Gözlerimi kıstım. "Yani bana bir şey sormak istemiyor musun?"

"Saçmalama hyung, tabii ki de sana Suga hyungun yatakta nasıl olduğunu sormak istemiyorum. Ya da kaç tur yaptınız da yürürken bile zorlandığını merak etmiyorum."deyip dudaklarını şaklatırken kafasını iki yana salladı. "Asla."derken kendisine, ben kaşlarımı kaldırmış onu izliyordum.

"Tamam, sormak zorunda değilsin."dediğim sırada gözleri kocaman açılırken ben gülmemek için dudaklarımı birbirine bastırıyordum.

"HA-" Birden bağıracakken anında kendisini tutmuş, ardından dudaklarını birbirine bastırarak bana doğru eğilmişti. Yuvarlak gözlerini kocaman açarken, "Benimle hiçbir şeyini paylaşmıyorsun."dedi ve sonra dudaklarını büzdü. "Suga hyung seni benden alıyor."

Gülmeme engel olamazken elimle ağzımı kapatarak kendimi geriye attım. "Aigoo, kıskanıyor musun sen? Hem de Suga'yı?"

"Belki." Tek gözünü kıstı. "Birazcık."derken sesini düşünceli çıkmıştı ama göz göze geldiğimizde ve ben kaşlarımı gülerek kaldırdığımda gözlerini açarak, "Ama fazla değil!"demişti yüksek sesle.

"Tamam, tamam."dedim gülerek. "Tabii ki fazla kıskanmıyorsun."

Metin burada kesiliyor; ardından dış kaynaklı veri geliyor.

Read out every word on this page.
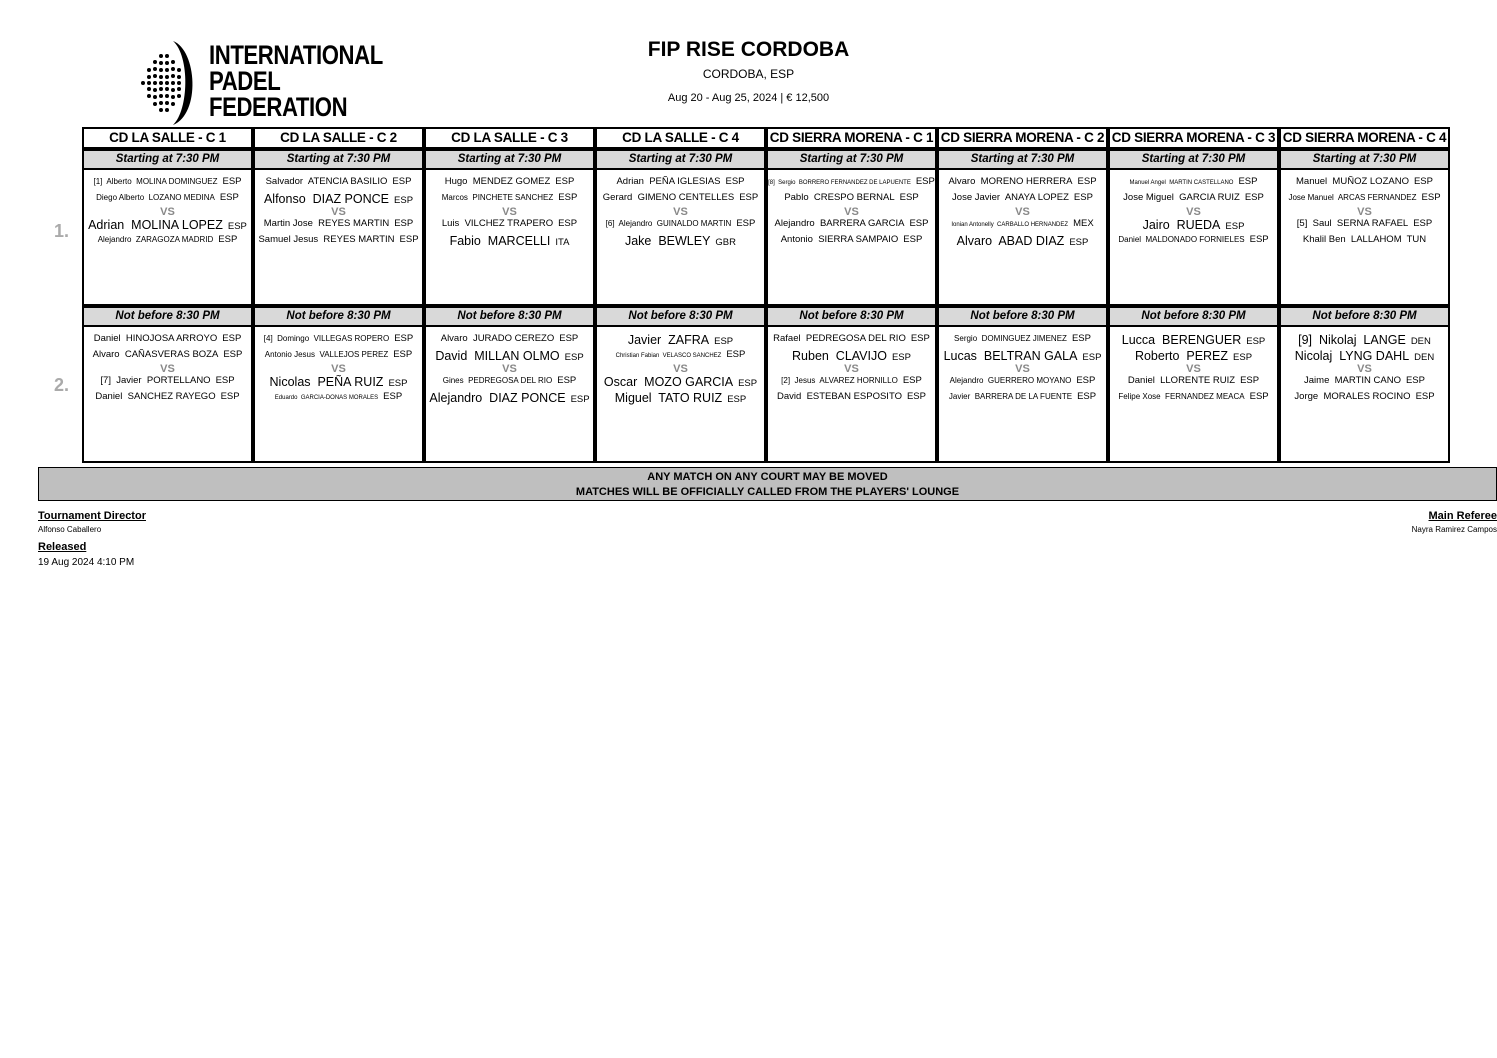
INTERNATIONAL
PADEL
FEDERATION
FIP RISE CORDOBA
CORDOBA, ESP
Aug 20 - Aug 25, 2024 | € 12,500
1.
2.
CD LA SALLE - C 1
Starting at 7:30 PM
[1]  Alberto  MOLINA DOMINGUEZ ESP
Diego Alberto  LOZANO MEDINA ESP
Adrian  MOLINA LOPEZ ESP
Alejandro  ZARAGOZA MADRID ESP
VS
Not before 8:30 PM
Daniel  HINOJOSA ARROYO ESP
Alvaro  CAÑASVERAS BOZA ESP
[7]  Javier  PORTELLANO ESP
Daniel  SANCHEZ RAYEGO ESP
VS
CD LA SALLE - C 2
Starting at 7:30 PM
Salvador  ATENCIA BASILIO ESP
Alfonso  DIAZ PONCE ESP
Martin Jose  REYES MARTIN ESP
Samuel Jesus  REYES MARTIN ESP
VS
Not before 8:30 PM
[4]  Domingo  VILLEGAS ROPERO ESP
Antonio Jesus  VALLEJOS PEREZ ESP
Nicolas  PEÑA RUIZ ESP
Eduardo  GARCIA-DONAS MORALES ESP
VS
CD LA SALLE - C 3
Starting at 7:30 PM
Hugo  MENDEZ GOMEZ ESP
Marcos  PINCHETE SANCHEZ ESP
Luis  VILCHEZ TRAPERO ESP
Fabio  MARCELLI ITA
VS
Not before 8:30 PM
Alvaro  JURADO CEREZO ESP
David  MILLAN OLMO ESP
Gines  PEDREGOSA DEL RIO ESP
Alejandro  DIAZ PONCE ESP
VS
CD LA SALLE - C 4
Starting at 7:30 PM
Adrian  PEÑA IGLESIAS ESP
Gerard  GIMENO CENTELLES ESP
[6]  Alejandro  GUINALDO MARTIN ESP
Jake  BEWLEY GBR
VS
Not before 8:30 PM
Javier  ZAFRA ESP
Christian Fabian  VELASCO SANCHEZ ESP
Oscar  MOZO GARCIA ESP
Miguel  TATO RUIZ ESP
VS
CD SIERRA MORENA - C 1
Starting at 7:30 PM
[8]  Sergio  BORRERO FERNANDEZ DE LAPUENTE ESP
Pablo  CRESPO BERNAL ESP
Alejandro  BARRERA GARCIA ESP
Antonio  SIERRA SAMPAIO ESP
VS
Not before 8:30 PM
Rafael  PEDREGOSA DEL RIO ESP
Ruben  CLAVIJO ESP
[2]  Jesus  ALVAREZ HORNILLO ESP
David  ESTEBAN ESPOSITO ESP
VS
CD SIERRA MORENA - C 2
Starting at 7:30 PM
Alvaro  MORENO HERRERA ESP
Jose Javier  ANAYA LOPEZ ESP
Ionian Antonelly  CARBALLO HERNANDEZ MEX
Alvaro  ABAD DIAZ ESP
VS
Not before 8:30 PM
Sergio  DOMINGUEZ JIMENEZ ESP
Lucas  BELTRAN GALA ESP
Alejandro  GUERRERO MOYANO ESP
Javier  BARRERA DE LA FUENTE ESP
VS
CD SIERRA MORENA - C 3
Starting at 7:30 PM
Manuel Angel  MARTIN CASTELLANO ESP
Jose Miguel  GARCIA RUIZ ESP
Jairo  RUEDA ESP
Daniel  MALDONADO FORNIELES ESP
VS
Not before 8:30 PM
Lucca  BERENGUER ESP
Roberto  PEREZ ESP
Daniel  LLORENTE RUIZ ESP
Felipe Xose  FERNANDEZ MEACA ESP
VS
CD SIERRA MORENA - C 4
Starting at 7:30 PM
Manuel  MUÑOZ LOZANO ESP
Jose Manuel  ARCAS FERNANDEZ ESP
[5]  Saul  SERNA RAFAEL ESP
Khalil Ben  LALLAHOM TUN
VS
Not before 8:30 PM
[9]  Nikolaj  LANGE DEN
Nicolaj  LYNG DAHL DEN
Jaime  MARTIN CANO ESP
Jorge  MORALES ROCINO ESP
VS
ANY MATCH ON ANY COURT MAY BE MOVED
MATCHES WILL BE OFFICIALLY CALLED FROM THE PLAYERS' LOUNGE
Tournament Director
Alfonso Caballero
Released
19 Aug 2024 4:10 PM
Main Referee
Nayra Ramirez Campos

İç geçirdi. Onunla dalga geçmem moralini bozarken eskiden Suga'dan fazla hoşlanmadığı aklıma gelmişti. Artık Suga ile birebir konuştuğu, onu tanıdığı için, çalışmalarına, kişiliğine, insanlara karşı olan genel tavrına tanıklık ettiği için Suga'ya o da artık hayrandı. Dile getirmiyordu ama bakışlarından, Suga'ya yaptığı şarkıdan bahsederkenki utangaç tavrı bile anlamamı sağlıyordu. "Suga hyung sana iyi davranıyor, değil mi?"diye sordu birden gözlerime bakarak.